KdCore3 is also capable of figuring out when the number of nodes in the tree makes traversing the tree more expensive than brute force intersection testing all of the objects in the tree, and will stop tree construction beyond that point. I’ve also given KdCore3 an experiment method for finding best splits based on a semi-Monte-Carlo approach. In this mode, instead of using evenly split candidates, KdCore3 will make three random guesses, and then based on the relative costs of the guesses, begin making additional guesses with a probability distribution weighted towards where ever the lower relative cost is. With this approach, KdCore3 will eventually arrive at the absolute optimal cost split, although getting to this point may take some time.
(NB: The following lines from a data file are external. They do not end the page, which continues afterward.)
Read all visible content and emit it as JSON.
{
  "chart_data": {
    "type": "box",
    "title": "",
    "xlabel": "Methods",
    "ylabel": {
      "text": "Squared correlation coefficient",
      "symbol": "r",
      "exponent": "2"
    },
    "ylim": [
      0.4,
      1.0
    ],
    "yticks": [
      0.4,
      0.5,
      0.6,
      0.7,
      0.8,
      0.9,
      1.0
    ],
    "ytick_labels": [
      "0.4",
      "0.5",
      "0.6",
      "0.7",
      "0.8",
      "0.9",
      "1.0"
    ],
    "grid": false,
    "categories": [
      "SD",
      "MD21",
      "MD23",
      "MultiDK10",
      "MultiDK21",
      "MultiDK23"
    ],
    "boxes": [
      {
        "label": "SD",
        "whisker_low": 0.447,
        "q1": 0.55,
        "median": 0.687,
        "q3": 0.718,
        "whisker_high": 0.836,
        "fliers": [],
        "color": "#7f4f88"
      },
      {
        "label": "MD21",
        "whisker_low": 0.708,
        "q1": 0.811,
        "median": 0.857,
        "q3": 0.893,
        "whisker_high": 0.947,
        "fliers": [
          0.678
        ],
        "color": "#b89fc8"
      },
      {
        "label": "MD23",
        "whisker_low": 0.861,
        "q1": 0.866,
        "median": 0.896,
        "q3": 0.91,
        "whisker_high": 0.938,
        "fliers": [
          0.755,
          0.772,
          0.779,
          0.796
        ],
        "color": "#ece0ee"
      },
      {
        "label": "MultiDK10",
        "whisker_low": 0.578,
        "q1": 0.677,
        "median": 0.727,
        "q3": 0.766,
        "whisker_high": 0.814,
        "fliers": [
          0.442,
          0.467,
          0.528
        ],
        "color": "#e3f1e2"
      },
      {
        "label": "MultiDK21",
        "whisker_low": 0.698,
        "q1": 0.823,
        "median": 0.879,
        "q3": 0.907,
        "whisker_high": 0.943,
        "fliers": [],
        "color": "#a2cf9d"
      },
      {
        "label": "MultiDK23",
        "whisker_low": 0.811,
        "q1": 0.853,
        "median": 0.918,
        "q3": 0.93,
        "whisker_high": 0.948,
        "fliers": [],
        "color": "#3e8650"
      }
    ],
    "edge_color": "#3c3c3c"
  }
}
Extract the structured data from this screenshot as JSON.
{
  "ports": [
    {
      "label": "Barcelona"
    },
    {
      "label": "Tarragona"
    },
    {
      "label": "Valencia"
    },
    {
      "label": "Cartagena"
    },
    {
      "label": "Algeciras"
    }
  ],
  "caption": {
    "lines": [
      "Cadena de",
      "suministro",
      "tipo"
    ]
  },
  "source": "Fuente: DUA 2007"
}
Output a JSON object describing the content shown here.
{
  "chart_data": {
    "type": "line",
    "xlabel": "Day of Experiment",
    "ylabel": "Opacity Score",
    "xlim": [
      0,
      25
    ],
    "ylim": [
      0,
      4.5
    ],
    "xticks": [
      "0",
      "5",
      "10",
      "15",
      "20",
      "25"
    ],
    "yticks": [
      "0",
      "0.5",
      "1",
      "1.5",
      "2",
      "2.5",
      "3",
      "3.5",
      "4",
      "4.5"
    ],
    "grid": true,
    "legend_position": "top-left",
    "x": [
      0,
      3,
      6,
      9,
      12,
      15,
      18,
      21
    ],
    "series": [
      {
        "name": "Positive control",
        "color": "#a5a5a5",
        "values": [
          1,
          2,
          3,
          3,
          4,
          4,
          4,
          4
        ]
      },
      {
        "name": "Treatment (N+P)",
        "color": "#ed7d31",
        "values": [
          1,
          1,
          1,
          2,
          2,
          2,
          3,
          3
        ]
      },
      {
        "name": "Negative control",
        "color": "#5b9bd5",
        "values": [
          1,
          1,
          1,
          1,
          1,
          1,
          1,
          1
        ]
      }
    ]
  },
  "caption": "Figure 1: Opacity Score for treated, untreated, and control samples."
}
The number of guesses KdCore3 will attempt can be limited by the user, of course.

Finally, another one of the major improvements I made in KdCore3 was simply better use of C++. Over the past two years, my knowledge of how to write fast, effective C++ has evolved immensely, and I now write code very differently than how I did when I wrote KdCore2 and KdCore1. For example, KdCore3 avoids relying on class inheritance and virtual method table lookup (KdCore2 relied on inheritance quite heavily). Normally, virtual method lookup doesn’t add a noticeable amount of execution time to a single virtual method, but when repeated for a few million objects, the slowdown becomes extremely apparent. In talking with my friend Robert Mead, I realized that virtual method table lookup in almost, if not all implementations today necessarily means a minimum of three pointer lookups in memory to find a function, whereas a direct function call is a single pointer lookup.

If I have time to later, I’ll post some benchmarks of KdCore3 versus KdCore2. However, for now, here’s a final pair of images showcasing a scene with highly variable density processed through KdCore3. Note the keavy amount of nodes clustered where large amounts of geometry exist, and the near total emptyness of the KD-Tree in areas where the scene is sparse:

Next up: implementing some form of highly efficient stackless KD-Tree traversal, possibly even using that history based approach I wrote about before!